Bodybuilders were looked at as being narcistic and not very bright. It was assumed that they spent hours looking in the mirror and not holding down a full-time job. The public perception was that they were obsessed with their bodies and nothing else. Back then, bodybuilding wasn't a sustainable job and most bodybuilders had to have a second job to pay their bills. Many of them did studio work for the movies as grips and extras, allowing them time to train.

Bert Goodrich was the first AAU Mr. America in 1937. He had a string of gyms in Hollywood that were more like fitness spas, but his title and publicity at the time brought a lot of people in to train. He was married to Vic Tanny’s sister and his gyms later morphed into the famed Tanny gyms credited with inventing the modern health club. Vic’s brother Armand was also a Mr. America and received a lot of publicity in the early muscle magazines. In later years he became a writer for many of them.

Also in 1937, Charles Atlas came on the scene with cartoonish magazine ads of a bully kicking sand into a skinny guy's face on the beach. It advertised his training course, which skinny guys could follow only to make a victorious comeback, defend themselves against bullies, and score a hot lady to top it off.

The concept was actually based on Atlas' real life experiences. These ads were written in such a way that you had no choice other than to send for the training course. Everyone wanted to be a man of steel.
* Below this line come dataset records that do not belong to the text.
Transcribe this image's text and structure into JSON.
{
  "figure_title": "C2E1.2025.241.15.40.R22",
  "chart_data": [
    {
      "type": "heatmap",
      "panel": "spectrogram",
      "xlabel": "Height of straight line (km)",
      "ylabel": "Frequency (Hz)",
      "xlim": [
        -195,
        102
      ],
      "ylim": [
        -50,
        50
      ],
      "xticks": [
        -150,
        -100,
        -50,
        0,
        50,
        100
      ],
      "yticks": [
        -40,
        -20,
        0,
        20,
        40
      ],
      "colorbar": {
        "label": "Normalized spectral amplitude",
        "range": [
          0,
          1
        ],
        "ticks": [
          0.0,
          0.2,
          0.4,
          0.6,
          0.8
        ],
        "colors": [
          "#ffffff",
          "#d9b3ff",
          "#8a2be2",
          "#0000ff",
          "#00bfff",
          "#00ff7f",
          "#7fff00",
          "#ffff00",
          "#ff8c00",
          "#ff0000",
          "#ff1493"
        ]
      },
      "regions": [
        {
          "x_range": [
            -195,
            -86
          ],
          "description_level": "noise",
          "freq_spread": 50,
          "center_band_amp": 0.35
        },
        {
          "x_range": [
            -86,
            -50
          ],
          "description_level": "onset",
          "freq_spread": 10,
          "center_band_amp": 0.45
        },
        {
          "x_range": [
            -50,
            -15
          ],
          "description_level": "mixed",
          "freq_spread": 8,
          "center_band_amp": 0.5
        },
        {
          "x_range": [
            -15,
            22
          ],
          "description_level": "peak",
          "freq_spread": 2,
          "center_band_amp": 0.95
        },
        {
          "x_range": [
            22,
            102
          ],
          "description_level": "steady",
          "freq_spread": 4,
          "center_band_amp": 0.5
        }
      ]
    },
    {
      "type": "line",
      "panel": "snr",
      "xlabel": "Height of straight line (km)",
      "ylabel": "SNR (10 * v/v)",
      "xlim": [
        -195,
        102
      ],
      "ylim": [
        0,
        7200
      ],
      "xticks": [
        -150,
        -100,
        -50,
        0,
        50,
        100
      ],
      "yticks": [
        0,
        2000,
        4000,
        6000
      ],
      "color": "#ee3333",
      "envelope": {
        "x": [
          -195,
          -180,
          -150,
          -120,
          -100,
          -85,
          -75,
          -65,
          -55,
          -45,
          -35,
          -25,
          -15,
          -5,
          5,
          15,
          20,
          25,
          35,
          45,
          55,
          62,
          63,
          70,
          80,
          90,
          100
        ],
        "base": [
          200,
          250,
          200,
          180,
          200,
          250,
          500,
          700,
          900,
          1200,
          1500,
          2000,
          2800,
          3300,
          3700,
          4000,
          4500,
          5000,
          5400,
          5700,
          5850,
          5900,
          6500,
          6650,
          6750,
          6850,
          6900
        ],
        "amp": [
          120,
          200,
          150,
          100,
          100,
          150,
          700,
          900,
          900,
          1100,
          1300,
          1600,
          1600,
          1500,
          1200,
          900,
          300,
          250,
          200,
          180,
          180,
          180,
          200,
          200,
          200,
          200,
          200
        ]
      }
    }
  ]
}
It was the beginning of the Pre Golden Era of Bodybuilding. It’s the era, which has never been exposed to the public. As we moved into the 1940s, Muscle Beach became popular among the bodybuilders. It gave them an outdoor platform to work out and get spectators. It wasn’t only bodybuilding but lifting, gymnastics, hand balancing, and strength events such as  bending rods of steel with bare hands, driving spikes into wood, and ripping phone books in half. This was a lifestyle for many of them and it was a luxury of life for most.